Dr Sebastian Gehricke
(Department of Accountancy and Finance)
Despite having achieved his PhD less than four years ago, Dr Sebastian Gehricke is already making his mark. His focus has become sustainable finance research and teaching, which aligns with his off-grid lifestyle and is a field where academic research can have real life impacts on people and the planet. The Senior Lecturer has published extensively, attained significant funding, supervised several postgraduates and co-leads a successful research theme.
Dr Jemma Geoghegan
(Department of Microbiology and Immunology)

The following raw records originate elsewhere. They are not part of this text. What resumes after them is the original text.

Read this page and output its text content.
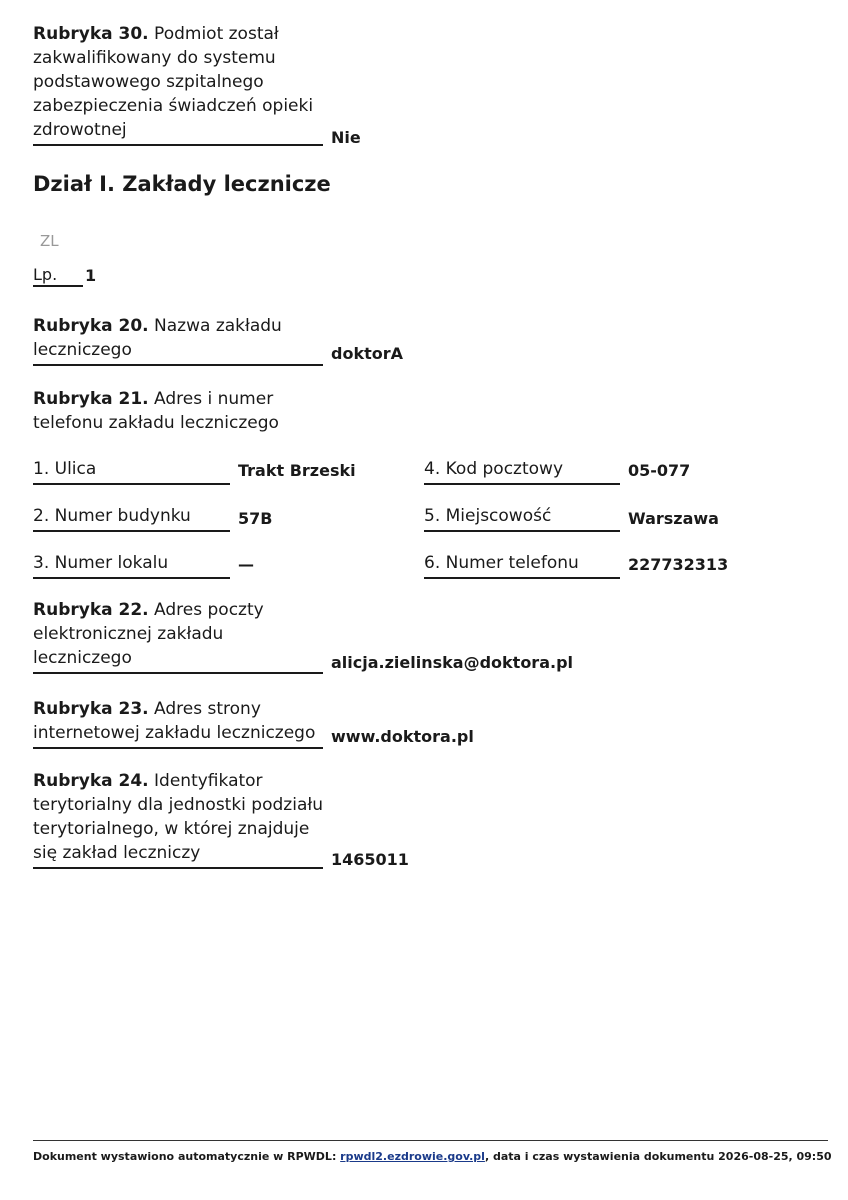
Rubryka 30. Podmiot został zakwalifikowany do systemu podstawowego szpitalnego zabezpieczenia świadczeń opieki zdrowotnej	Nie
Dział I. Zakłady lecznicze
ZL
Lp.	1
Rubryka 20. Nazwa zakładu leczniczego	doktorA
Rubryka 21. Adres i numer telefonu zakładu leczniczego
1. Ulica	Trakt Brzeski
2. Numer budynku	57B
3. Numer lokalu	—
4. Kod pocztowy	05-077
5. Miejscowość	Warszawa
6. Numer telefonu	227732313
Rubryka 22. Adres poczty elektronicznej zakładu leczniczego	alicja.zielinska@doktora.pl
Rubryka 23. Adres strony internetowej zakładu leczniczego www.doktora.pl
Rubryka 24. Identyfikator terytorialny dla jednostki podziału terytorialnego, w której znajduje się zakład leczniczy	1465011
Dokument wystawiono automatycznie w RPWDL: rpwdl2.ezdrowie.gov.pl, data i czas wystawienia dokumentu 2026-08-25, 09:50
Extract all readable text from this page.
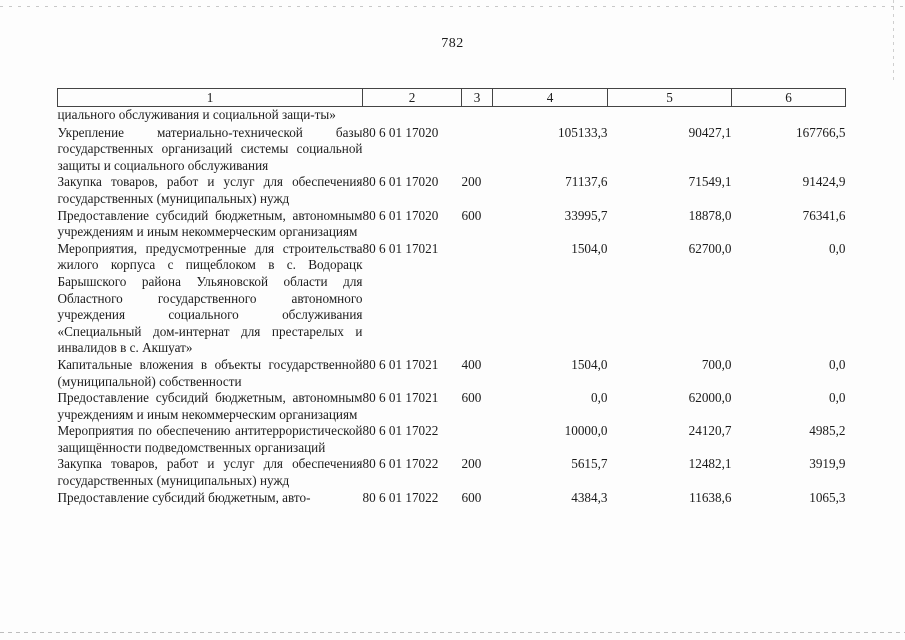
782
1	2	3	4	5	6
циального обслуживания и социальной защи-ты»					
Укрепление материально-технической базы государственных организаций системы социальной защиты и социального обслуживания	80 6 01 17020		105133,3	90427,1	167766,5
Закупка товаров, работ и услуг для обеспечения государственных (муниципальных) нужд	80 6 01 17020	200	71137,6	71549,1	91424,9
Предоставление субсидий бюджетным, автономным учреждениям и иным некоммерческим организациям	80 6 01 17020	600	33995,7	18878,0	76341,6
Мероприятия, предусмотренные для строительства жилого корпуса с пищеблоком в с. Водорацк Барышского района Ульяновской области для Областного государственного автономного учреждения социального обслуживания «Специальный дом-интернат для престарелых и инвалидов в с. Акшуат»	80 6 01 17021		1504,0	62700,0	0,0
Капитальные вложения в объекты государственной (муниципальной) собственности	80 6 01 17021	400	1504,0	700,0	0,0
Предоставление субсидий бюджетным, автономным учреждениям и иным некоммерческим организациям	80 6 01 17021	600	0,0	62000,0	0,0
Мероприятия по обеспечению антитеррористической защищённости подведомственных организаций	80 6 01 17022		10000,0	24120,7	4985,2
Закупка товаров, работ и услуг для обеспечения государственных (муниципальных) нужд	80 6 01 17022	200	5615,7	12482,1	3919,9
Предоставление субсидий бюджетным, авто-	80 6 01 17022	600	4384,3	11638,6	1065,3
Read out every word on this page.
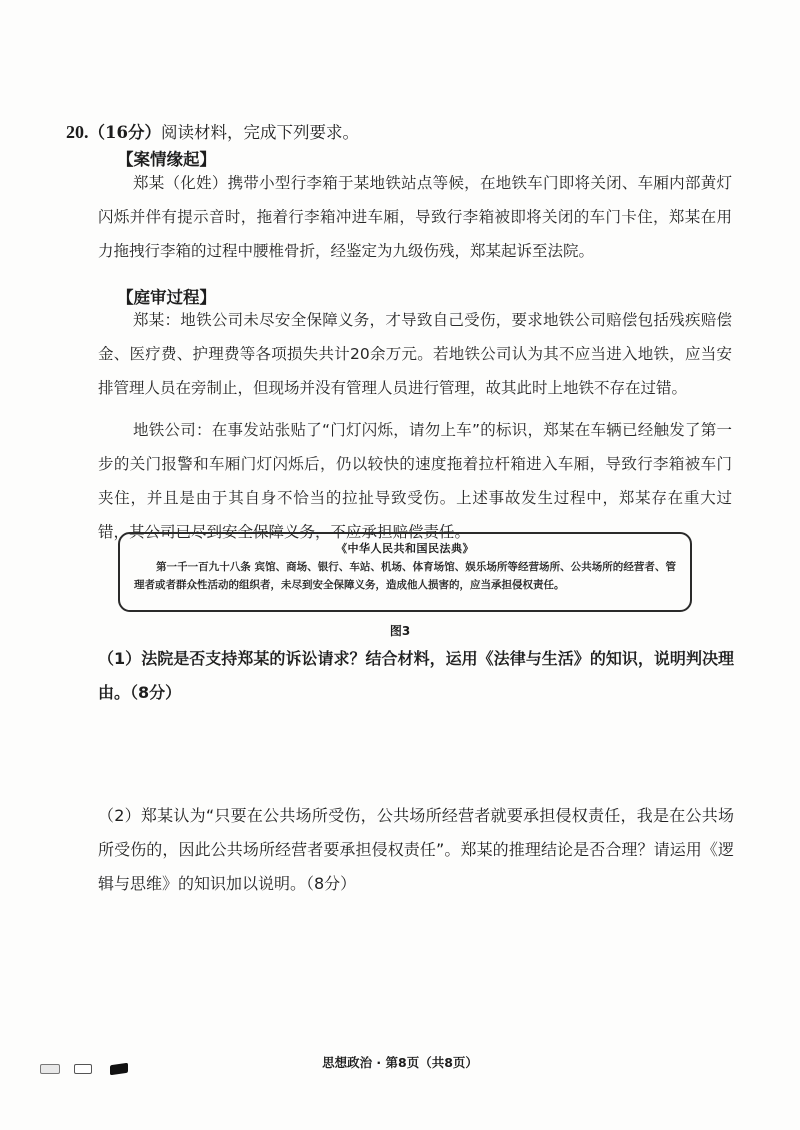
20.（16分）阅读材料，完成下列要求。
【案情缘起】
郑某（化姓）携带小型行李箱于某地铁站点等候，在地铁车门即将关闭、车厢内部黄灯闪烁并伴有提示音时，拖着行李箱冲进车厢，导致行李箱被即将关闭的车门卡住，郑某在用力拖拽行李箱的过程中腰椎骨折，经鉴定为九级伤残，郑某起诉至法院。
【庭审过程】
郑某：地铁公司未尽安全保障义务，才导致自己受伤，要求地铁公司赔偿包括残疾赔偿金、医疗费、护理费等各项损失共计20余万元。若地铁公司认为其不应当进入地铁，应当安排管理人员在旁制止，但现场并没有管理人员进行管理，故其此时上地铁不存在过错。
地铁公司：在事发站张贴了“门灯闪烁，请勿上车”的标识，郑某在车辆已经触发了第一步的关门报警和车厢门灯闪烁后，仍以较快的速度拖着拉杆箱进入车厢，导致行李箱被车门夹住，并且是由于其自身不恰当的拉扯导致受伤。上述事故发生过程中，郑某存在重大过错，其公司已尽到安全保障义务，不应承担赔偿责任。
《中华人民共和国民法典》
第一千一百九十八条 宾馆、商场、银行、车站、机场、体育场馆、娱乐场所等经营场所、公共场所的经营者、管理者或者群众性活动的组织者，未尽到安全保障义务，造成他人损害的，应当承担侵权责任。
图3
（1）法院是否支持郑某的诉讼请求？结合材料，运用《法律与生活》的知识，说明判决理由。（8分）
（2）郑某认为“只要在公共场所受伤，公共场所经营者就要承担侵权责任，我是在公共场所受伤的，因此公共场所经营者要承担侵权责任”。郑某的推理结论是否合理？请运用《逻辑与思维》的知识加以说明。（8分）
思想政治 · 第8页（共8页）
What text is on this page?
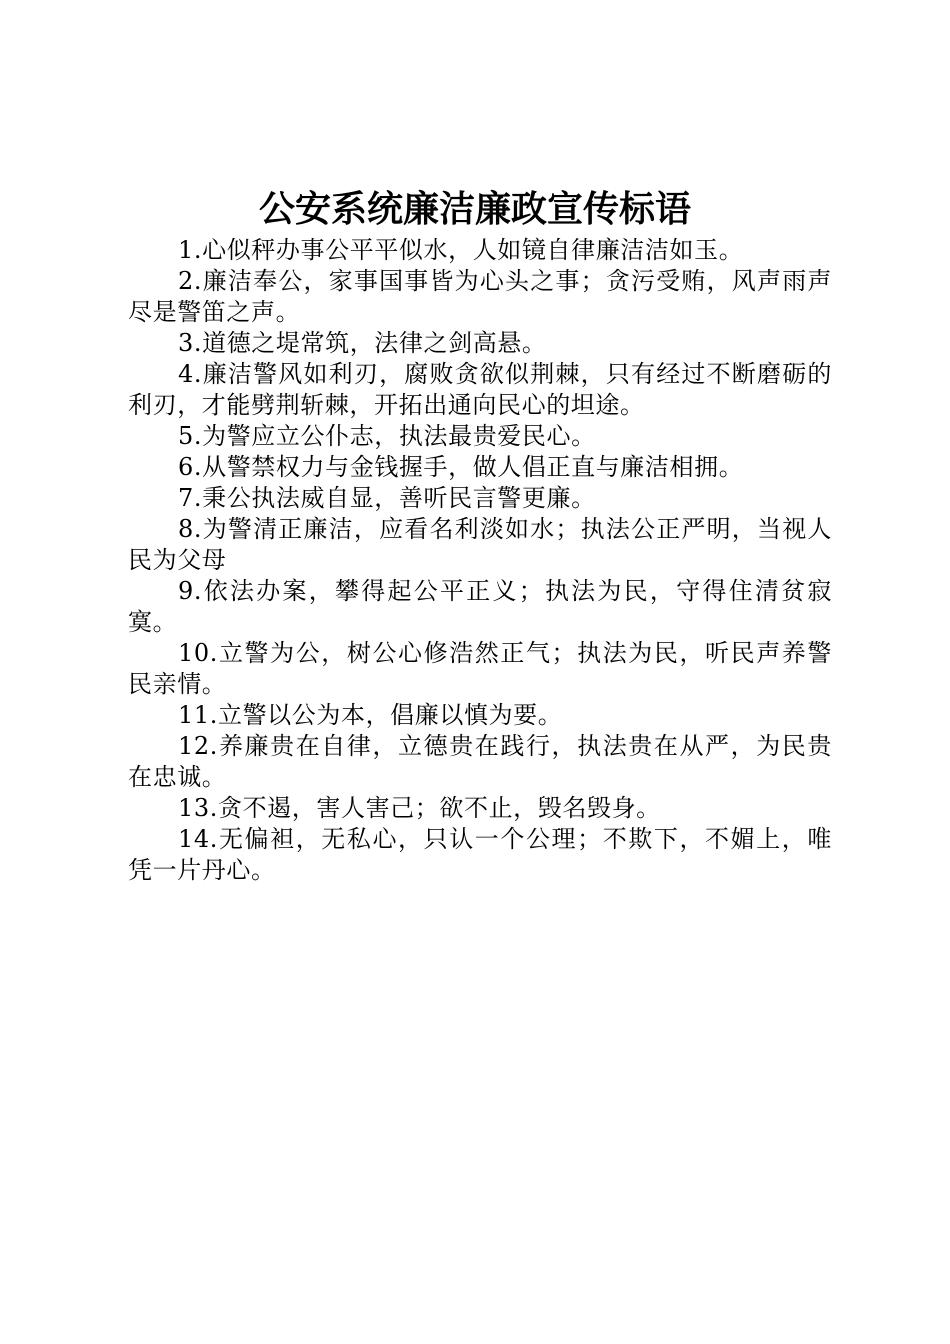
公安系统廉洁廉政宣传标语

1.心似秤办事公平平似水，人如镜自律廉洁洁如玉。

2.廉洁奉公，家事国事皆为心头之事；贪污受贿，风声雨声尽是警笛之声。

3.道德之堤常筑，法律之剑高悬。

4.廉洁警风如利刃，腐败贪欲似荆棘，只有经过不断磨砺的利刃，才能劈荆斩棘，开拓出通向民心的坦途。

5.为警应立公仆志，执法最贵爱民心。

6.从警禁权力与金钱握手，做人倡正直与廉洁相拥。

7.秉公执法威自显，善听民言警更廉。

8.为警清正廉洁，应看名利淡如水；执法公正严明，当视人民为父母

9.依法办案，攀得起公平正义；执法为民，守得住清贫寂寞。

10.立警为公，树公心修浩然正气；执法为民，听民声养警民亲情。

11.立警以公为本，倡廉以慎为要。

12.养廉贵在自律，立德贵在践行，执法贵在从严，为民贵在忠诚。

13.贪不遏，害人害己；欲不止，毁名毁身。

14.无偏袒，无私心，只认一个公理；不欺下，不媚上，唯凭一片丹心。
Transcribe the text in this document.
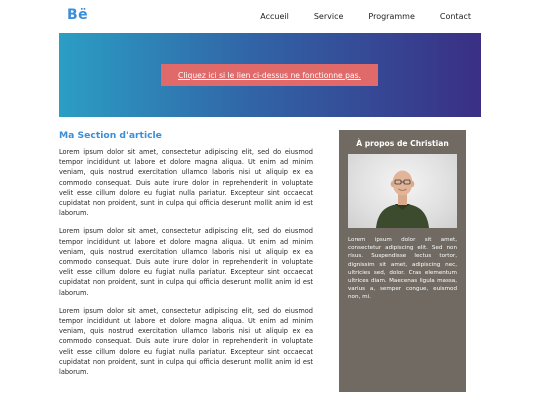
Bë	Accueil	Service	Programme	Contact
Cliquez ici si le lien ci-dessus ne fonctionne pas.
Ma Section d'article

Lorem ipsum dolor sit amet, consectetur adipiscing elit, sed do eiusmod tempor incididunt ut labore et dolore magna aliqua. Ut enim ad minim veniam, quis nostrud exercitation ullamco laboris nisi ut aliquip ex ea commodo consequat. Duis aute irure dolor in reprehenderit in voluptate velit esse cillum dolore eu fugiat nulla pariatur. Excepteur sint occaecat cupidatat non proident, sunt in culpa qui officia deserunt mollit anim id est laborum.

Lorem ipsum dolor sit amet, consectetur adipiscing elit, sed do eiusmod tempor incididunt ut labore et dolore magna aliqua. Ut enim ad minim veniam, quis nostrud exercitation ullamco laboris nisi ut aliquip ex ea commodo consequat. Duis aute irure dolor in reprehenderit in voluptate velit esse cillum dolore eu fugiat nulla pariatur. Excepteur sint occaecat cupidatat non proident, sunt in culpa qui officia deserunt mollit anim id est laborum.

Lorem ipsum dolor sit amet, consectetur adipiscing elit, sed do eiusmod tempor incididunt ut labore et dolore magna aliqua. Ut enim ad minim veniam, quis nostrud exercitation ullamco laboris nisi ut aliquip ex ea commodo consequat. Duis aute irure dolor in reprehenderit in voluptate velit esse cillum dolore eu fugiat nulla pariatur. Excepteur sint occaecat cupidatat non proident, sunt in culpa qui officia deserunt mollit anim id est laborum.

À propos de Christian
Lorem ipsum dolor sit amet, consectetur adipiscing elit. Sed non risus. Suspendisse lectus tortor, dignissim sit amet, adipiscing nec, ultricies sed, dolor. Cras elementum ultrices diam. Maecenas ligula massa, varius a, semper congue, euismod non, mi.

A leader in the field of evolutionary virology, Dr Jemma Geoghegan is a Senior Lecturer who has published over 50 peer-reviewed scientific articles. Her findings have won several awards including the Prime Minister's MacDiarmid Emerging Scientist Prize, the Tall Poppy Award in Australia and the Genetics Society of Australasia Alan Wilton Award.
Dr Anna Gosling
(Department of Anatomy)
Dr Anna Gosling is a Research Fellow in the Department of Anatomy, with a transdisciplinary approach to addressing questions about Pacific health. Focused on understanding the patterns of genetic variation seen in human populations, her award-winning research identified that individuals who might have a genetic predisposition for hyperuricaemia would potentially have a faster and more efficient immune response to a malaria infection. In 2019, she was both awarded a Rutherford Postdoctoral Fellowship and her research served as one of the first multidisciplinary Marsden Council Grants.
Dr Amandine Sabadel
(Department of Zoology)
As an environmental scientist, Dr Amandine Sabadel's work across chemistry and ecology is applied to ecosystems and food web dynamics. Dr Sabadel joined the Department of Zoology as a Research Fellow in 2020 and concurrently holds a position as a stable isotope ecologist consultant with NIWA. Her experience in analytical chemistry and leading-edge compound-specific stable isotope analysis techniques, has grown her expertise in reconstructing energy links between organisms, and between organisms and their environments.
Dr Joseph Watts
(School of Social Sciences)
Religion programme Lecturer Dr Joseph Watts investigates how human evolution, culture and cognition interact. He is a member of Otago's Centre for Research on Evolution, Belief and Behaviour and leads Marsden grant research on the cultural evolution of theory of mind in the Pacific. He is also involved with projects investigating cross-cultural patterns in religious belief and behaviour.